Active flow control for drag reduction with reinforcement learning (RL) is performed in the wake of a two-dimensional square bluff body at laminar regimes with vortex shedding. Controllers parametrised by neural networks are trained to drive two blowing and suction jets that manipulate the unsteady flow. The RL with full observability (sensors in the wake) discovers successfully a control policy that reduces the drag by suppressing the vortex shedding in the wake. However, a non-negligible performance degradation (
$\sim$
50 % less drag reduction) is observed when the controller is trained with partial measurements (sensors on the body).
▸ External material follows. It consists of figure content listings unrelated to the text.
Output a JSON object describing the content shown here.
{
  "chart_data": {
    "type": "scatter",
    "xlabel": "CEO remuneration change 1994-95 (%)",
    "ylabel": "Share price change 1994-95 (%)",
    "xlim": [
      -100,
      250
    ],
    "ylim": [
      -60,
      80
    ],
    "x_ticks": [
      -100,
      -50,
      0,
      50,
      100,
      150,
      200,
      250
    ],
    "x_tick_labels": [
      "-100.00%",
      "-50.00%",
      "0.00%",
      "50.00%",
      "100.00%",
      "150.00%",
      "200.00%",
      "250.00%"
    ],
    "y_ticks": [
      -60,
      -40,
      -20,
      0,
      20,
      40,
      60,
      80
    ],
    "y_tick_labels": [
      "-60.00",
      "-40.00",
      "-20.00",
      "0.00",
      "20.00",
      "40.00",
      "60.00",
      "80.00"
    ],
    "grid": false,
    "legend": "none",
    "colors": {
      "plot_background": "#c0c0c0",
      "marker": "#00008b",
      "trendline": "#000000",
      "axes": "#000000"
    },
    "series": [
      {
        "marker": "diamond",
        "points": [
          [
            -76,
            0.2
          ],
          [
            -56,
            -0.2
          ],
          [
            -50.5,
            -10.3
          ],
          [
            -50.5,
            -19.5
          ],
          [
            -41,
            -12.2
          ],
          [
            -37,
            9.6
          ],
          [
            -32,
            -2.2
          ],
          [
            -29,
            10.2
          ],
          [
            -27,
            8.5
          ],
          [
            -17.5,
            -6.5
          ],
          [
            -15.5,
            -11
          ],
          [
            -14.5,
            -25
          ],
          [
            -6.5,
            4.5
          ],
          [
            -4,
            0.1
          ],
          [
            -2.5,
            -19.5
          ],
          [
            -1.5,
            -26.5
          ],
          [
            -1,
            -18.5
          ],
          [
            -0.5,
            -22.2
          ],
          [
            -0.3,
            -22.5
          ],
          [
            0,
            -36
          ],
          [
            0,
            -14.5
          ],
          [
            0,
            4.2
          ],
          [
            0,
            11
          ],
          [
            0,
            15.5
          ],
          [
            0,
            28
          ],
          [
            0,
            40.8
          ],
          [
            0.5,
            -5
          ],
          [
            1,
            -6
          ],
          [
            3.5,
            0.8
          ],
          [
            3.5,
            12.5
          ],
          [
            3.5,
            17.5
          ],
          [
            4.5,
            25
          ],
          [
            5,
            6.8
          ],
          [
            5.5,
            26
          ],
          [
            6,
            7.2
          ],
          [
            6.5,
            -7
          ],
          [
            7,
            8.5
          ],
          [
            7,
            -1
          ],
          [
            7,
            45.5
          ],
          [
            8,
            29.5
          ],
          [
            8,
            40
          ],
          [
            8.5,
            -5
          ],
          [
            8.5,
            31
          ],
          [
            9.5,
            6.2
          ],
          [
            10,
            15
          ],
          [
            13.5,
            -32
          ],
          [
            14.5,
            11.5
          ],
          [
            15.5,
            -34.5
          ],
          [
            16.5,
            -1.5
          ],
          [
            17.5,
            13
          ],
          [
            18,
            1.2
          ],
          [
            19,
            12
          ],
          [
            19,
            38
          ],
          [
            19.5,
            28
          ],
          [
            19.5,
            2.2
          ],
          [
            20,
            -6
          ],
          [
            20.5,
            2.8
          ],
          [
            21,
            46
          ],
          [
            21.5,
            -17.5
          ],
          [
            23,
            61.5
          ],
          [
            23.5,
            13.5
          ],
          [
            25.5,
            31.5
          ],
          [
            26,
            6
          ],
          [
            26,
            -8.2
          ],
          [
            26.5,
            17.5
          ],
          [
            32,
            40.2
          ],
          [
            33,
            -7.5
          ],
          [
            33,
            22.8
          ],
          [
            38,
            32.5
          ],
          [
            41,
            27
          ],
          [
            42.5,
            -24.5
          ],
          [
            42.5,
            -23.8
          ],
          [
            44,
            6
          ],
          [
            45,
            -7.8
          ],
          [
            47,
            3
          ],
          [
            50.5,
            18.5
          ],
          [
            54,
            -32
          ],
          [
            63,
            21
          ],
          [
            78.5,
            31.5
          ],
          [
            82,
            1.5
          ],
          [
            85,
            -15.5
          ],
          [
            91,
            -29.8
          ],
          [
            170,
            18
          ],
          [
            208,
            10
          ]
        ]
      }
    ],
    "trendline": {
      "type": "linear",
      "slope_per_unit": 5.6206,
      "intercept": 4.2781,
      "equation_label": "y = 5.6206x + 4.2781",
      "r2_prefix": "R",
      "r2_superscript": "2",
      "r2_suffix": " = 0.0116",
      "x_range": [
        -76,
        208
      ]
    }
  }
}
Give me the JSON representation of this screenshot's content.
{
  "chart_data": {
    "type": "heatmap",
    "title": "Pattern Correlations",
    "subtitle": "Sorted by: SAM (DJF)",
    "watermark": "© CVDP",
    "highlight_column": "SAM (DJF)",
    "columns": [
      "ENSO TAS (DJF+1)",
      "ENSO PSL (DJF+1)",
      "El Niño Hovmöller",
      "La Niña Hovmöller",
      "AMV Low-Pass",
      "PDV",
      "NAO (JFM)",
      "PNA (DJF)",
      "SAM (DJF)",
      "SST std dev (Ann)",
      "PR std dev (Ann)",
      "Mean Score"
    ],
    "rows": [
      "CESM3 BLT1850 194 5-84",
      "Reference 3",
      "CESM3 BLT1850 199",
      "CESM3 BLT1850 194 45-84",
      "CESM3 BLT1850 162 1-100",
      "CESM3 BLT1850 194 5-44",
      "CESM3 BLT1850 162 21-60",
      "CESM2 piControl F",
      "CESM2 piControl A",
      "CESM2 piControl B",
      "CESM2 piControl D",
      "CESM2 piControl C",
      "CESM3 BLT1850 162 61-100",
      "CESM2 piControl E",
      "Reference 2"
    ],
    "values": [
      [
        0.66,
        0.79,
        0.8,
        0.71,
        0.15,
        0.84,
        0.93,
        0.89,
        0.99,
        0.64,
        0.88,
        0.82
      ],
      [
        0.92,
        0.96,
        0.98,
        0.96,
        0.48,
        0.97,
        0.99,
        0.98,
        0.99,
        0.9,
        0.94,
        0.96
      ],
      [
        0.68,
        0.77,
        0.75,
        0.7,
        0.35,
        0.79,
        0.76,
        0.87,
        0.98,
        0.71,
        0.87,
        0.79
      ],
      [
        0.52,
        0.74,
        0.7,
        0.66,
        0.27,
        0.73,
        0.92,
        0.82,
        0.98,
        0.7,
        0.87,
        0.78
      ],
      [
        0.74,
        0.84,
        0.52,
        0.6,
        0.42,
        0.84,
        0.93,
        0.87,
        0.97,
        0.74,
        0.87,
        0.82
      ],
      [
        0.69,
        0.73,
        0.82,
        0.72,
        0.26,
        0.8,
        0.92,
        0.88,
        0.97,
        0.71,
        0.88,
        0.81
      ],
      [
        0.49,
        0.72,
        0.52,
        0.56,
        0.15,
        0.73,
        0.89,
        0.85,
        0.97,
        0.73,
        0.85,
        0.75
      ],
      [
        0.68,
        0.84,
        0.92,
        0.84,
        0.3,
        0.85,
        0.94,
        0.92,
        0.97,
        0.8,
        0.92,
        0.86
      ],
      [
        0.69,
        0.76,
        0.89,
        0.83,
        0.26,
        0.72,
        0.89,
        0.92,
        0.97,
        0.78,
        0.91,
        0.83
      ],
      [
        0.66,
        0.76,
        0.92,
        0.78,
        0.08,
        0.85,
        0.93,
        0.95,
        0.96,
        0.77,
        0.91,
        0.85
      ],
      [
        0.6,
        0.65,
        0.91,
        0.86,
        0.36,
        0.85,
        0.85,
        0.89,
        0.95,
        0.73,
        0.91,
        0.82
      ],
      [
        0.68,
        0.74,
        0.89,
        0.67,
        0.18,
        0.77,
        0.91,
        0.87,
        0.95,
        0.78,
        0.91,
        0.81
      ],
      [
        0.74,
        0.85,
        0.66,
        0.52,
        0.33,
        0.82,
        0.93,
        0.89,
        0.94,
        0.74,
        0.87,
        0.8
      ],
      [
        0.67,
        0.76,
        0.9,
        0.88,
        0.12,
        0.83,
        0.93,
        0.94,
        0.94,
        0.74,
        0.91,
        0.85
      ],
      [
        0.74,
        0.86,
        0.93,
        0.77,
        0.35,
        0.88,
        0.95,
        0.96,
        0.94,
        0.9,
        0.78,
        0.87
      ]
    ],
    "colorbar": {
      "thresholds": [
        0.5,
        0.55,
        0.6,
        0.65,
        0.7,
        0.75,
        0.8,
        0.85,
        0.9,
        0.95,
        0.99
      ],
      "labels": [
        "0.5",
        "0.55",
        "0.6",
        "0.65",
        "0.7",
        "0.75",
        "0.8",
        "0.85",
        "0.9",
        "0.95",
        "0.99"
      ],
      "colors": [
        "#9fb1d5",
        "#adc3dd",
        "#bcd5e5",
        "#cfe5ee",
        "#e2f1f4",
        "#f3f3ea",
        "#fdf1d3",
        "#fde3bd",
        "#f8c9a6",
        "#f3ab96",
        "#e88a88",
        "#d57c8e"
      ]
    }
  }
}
To mitigate this effect, we propose an energy-efficient, dynamic, maximum entropy RL control scheme. First, an energy-efficiency-based reward function is proposed to optimise the energy consumption of the controller while maximising drag reduction. Second, the controller is trained with an augmented state consisting of both current and past measurements and actions, which can be formulated as a nonlinear autoregressive exogenous model, to alleviate the partial observability problem. Third, maximum entropy RL algorithms (soft actor critic and truncated quantile critics) that promote exploration and exploitation in a sample-efficient way are used, and discover near-optimal policies in the challenging case of partial measurements. Stabilisation of the vortex shedding is achieved in the near wake using only surface pressure measurements on the rear of the body, resulting in drag reduction similar to that in the case with wake sensors. The proposed approach opens new avenues for dynamic flow control using partial measurements for realistic configurations.